Staring down a second half multi-score deficit for the third time in four games, the Princeton offense pulled out of neutral with a 10-play 71-yard scoring drive that saw Chance Barker hook up with receiver Wyatt Cline for gains of 37 and 19 yards, setting up a 1-yard touchdown run by Daniel Jennings.
Moving Kalum Kiser from linebacker to defensive end on the following possession helped Princeton force its first punt of the evening and it capitalized. Despite a pair of penalties, the Tigers successfully moved 87 yards in eight plays, trimming the deficit to 21-12 on a 16-yard pass from Barker to Brad Mossor. A penalty after the play pushed the PAT back, removing the two-point conversion possibility. The ensuing PAT was blocked regardless and Hatfield put the game away with touchdown runs of 3 and 23 yards in the final 7:29 of the contest.

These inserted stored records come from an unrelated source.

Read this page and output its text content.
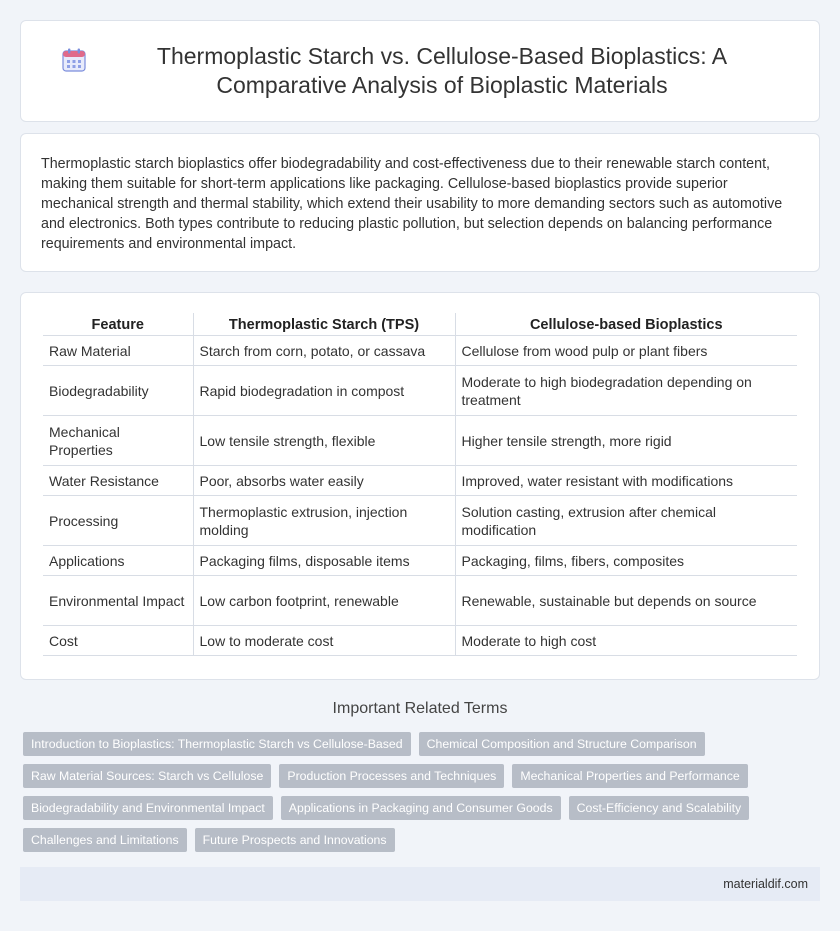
Thermoplastic Starch vs. Cellulose-Based Bioplastics: A Comparative Analysis of Bioplastic Materials

Thermoplastic starch bioplastics offer biodegradability and cost-effectiveness due to their renewable starch content, making them suitable for short-term applications like packaging. Cellulose-based bioplastics provide superior mechanical strength and thermal stability, which extend their usability to more demanding sectors such as automotive and electronics. Both types contribute to reducing plastic pollution, but selection depends on balancing performance requirements and environmental impact.

Feature	Thermoplastic Starch (TPS)	Cellulose-based Bioplastics
Raw Material	Starch from corn, potato, or cassava	Cellulose from wood pulp or plant fibers
Biodegradability	Rapid biodegradation in compost	Moderate to high biodegradation depending on treatment
Mechanical Properties	Low tensile strength, flexible	Higher tensile strength, more rigid
Water Resistance	Poor, absorbs water easily	Improved, water resistant with modifications
Processing	Thermoplastic extrusion, injection molding	Solution casting, extrusion after chemical modification
Applications	Packaging films, disposable items	Packaging, films, fibers, composites
Environmental Impact	Low carbon footprint, renewable	Renewable, sustainable but depends on source
Cost	Low to moderate cost	Moderate to high cost
Important Related Terms
Introduction to Bioplastics: Thermoplastic Starch vs Cellulose-Based	Chemical Composition and Structure Comparison
Raw Material Sources: Starch vs Cellulose	Production Processes and Techniques	Mechanical Properties and Performance
Biodegradability and Environmental Impact	Applications in Packaging and Consumer Goods	Cost-Efficiency and Scalability
Challenges and Limitations	Future Prospects and Innovations
materialdif.com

Princeton’s offense sputtered as Barker was strip sacked twice, seeing Hoover’s Ethan Patrick pick up both loose balls.
“Unbelievable,” Fields said. “Great playing by coach (Steve) Stoffel and his staff, coach (Chris) Flanagan, coach (Brian) Young, coach (Richard) Harper. These guys do a fantastic job. Our kids have bought in. But they’re playing for one another. When you got a high care for one another and you play together and you got love, you can do some special things. We beat a very, very good football team at a very hard place to win.”
For Princeton it was a night of frustrations as it suffered its first loss of the season and first at home since last October. It was compounded by the inability to slow the Huskies, who repeatedly ran to the rigth, daring the Tigers to slow them.

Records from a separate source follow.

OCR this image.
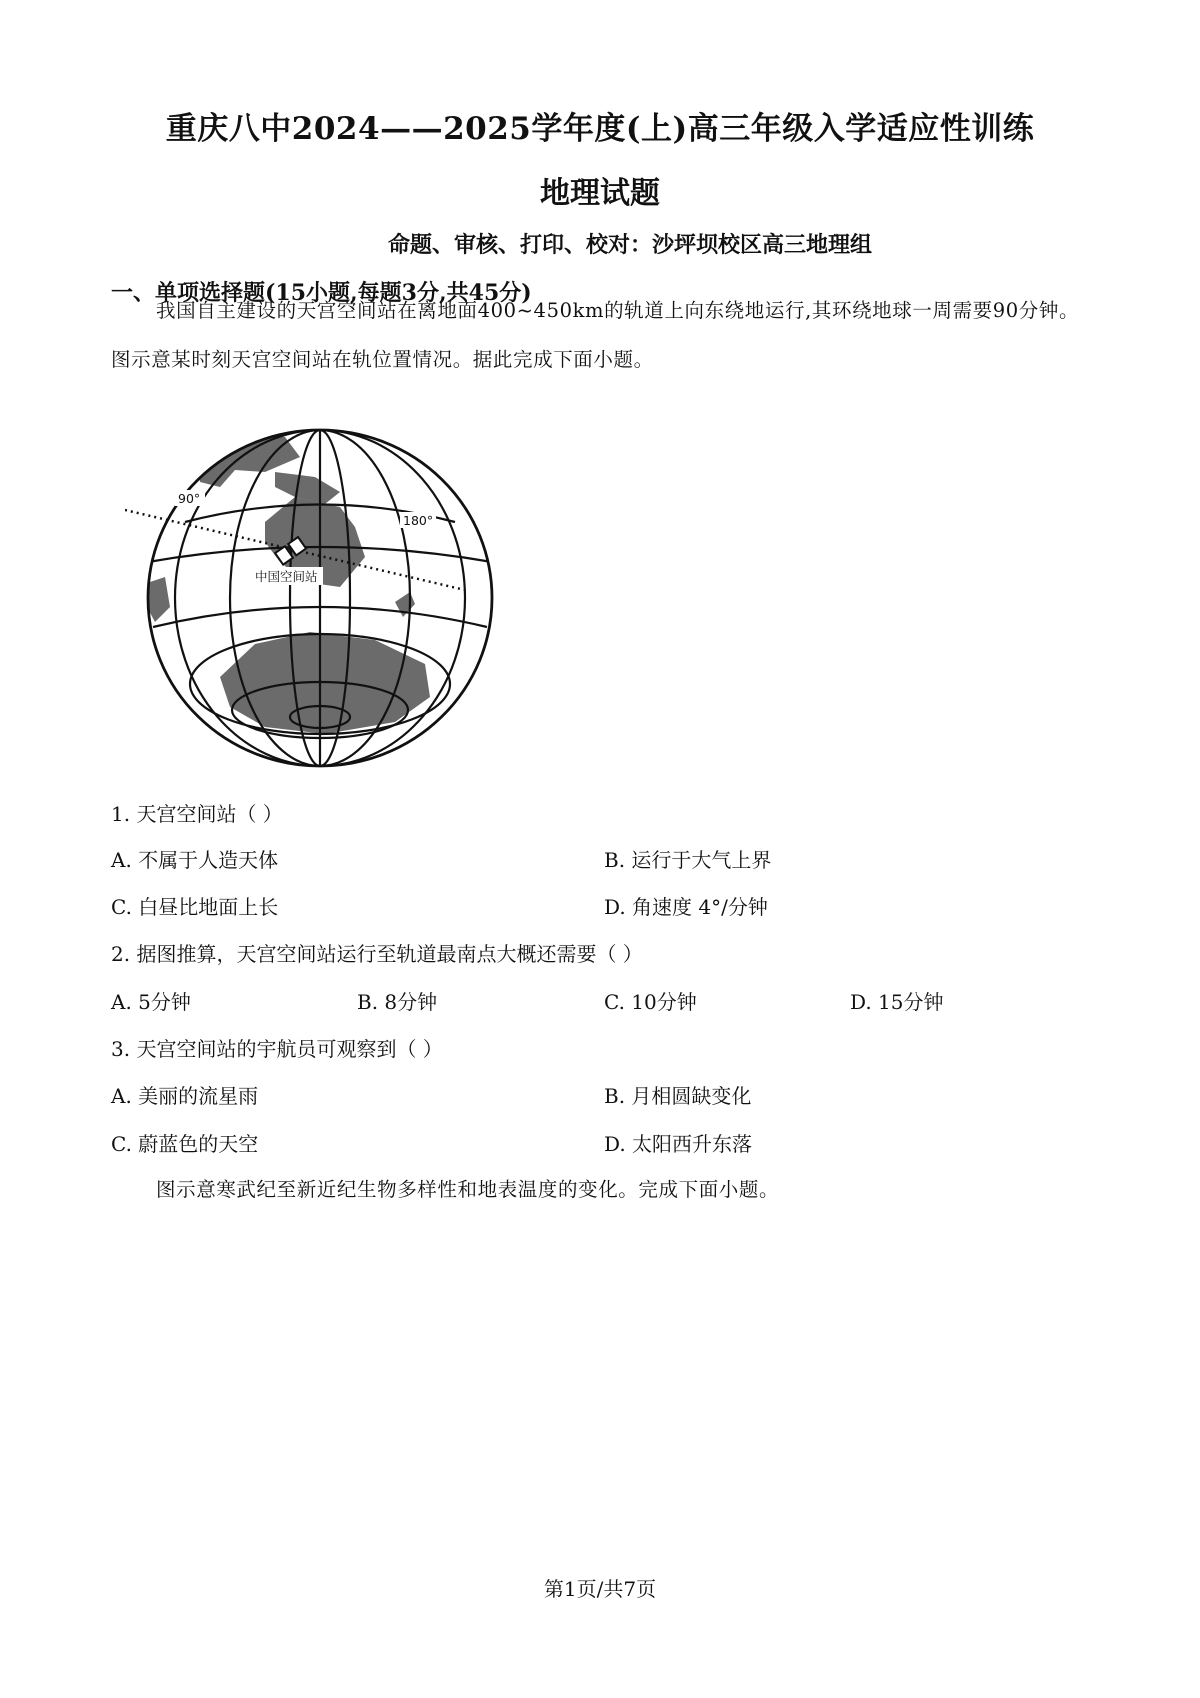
重庆八中2024——2025学年度(上)高三年级入学适应性训练
地理试题
命题、审核、打印、校对：沙坪坝校区高三地理组
一、单项选择题(15小题,每题3分,共45分)
我国自主建设的天宫空间站在离地面400~450km的轨道上向东绕地运行,其环绕地球一周需要90分钟。
图示意某时刻天宫空间站在轨位置情况。据此完成下面小题。
中国空间站
90°
180°
1. 天宫空间站（ ）
A. 不属于人造天体	B. 运行于大气上界
C. 白昼比地面上长	D. 角速度 4°/分钟
2. 据图推算，天宫空间站运行至轨道最南点大概还需要（ ）
A. 5分钟	B. 8分钟	C. 10分钟	D. 15分钟
3. 天宫空间站的宇航员可观察到（ ）
A. 美丽的流星雨	B. 月相圆缺变化
C. 蔚蓝色的天空	D. 太阳西升东落
图示意寒武纪至新近纪生物多样性和地表温度的变化。完成下面小题。
第1页/共7页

“They’re running the same play, they’re running quarterback power, they’re running the draw, they’re running stuff that we’ve seen them run all year,” Taylor said. “Other teams haven’t been able to stop them either. So we thought we would be able to, obviously I didn’t have them coached up but at the end of the day, you have to be able to tackle somebody and get them to the ground and they made more plays than we did, and out-toughed us. Hats off to them, the better team won today. ”
Princeton finishes its season with a 12-1 mark, tying last year’s team for the single-season wins record.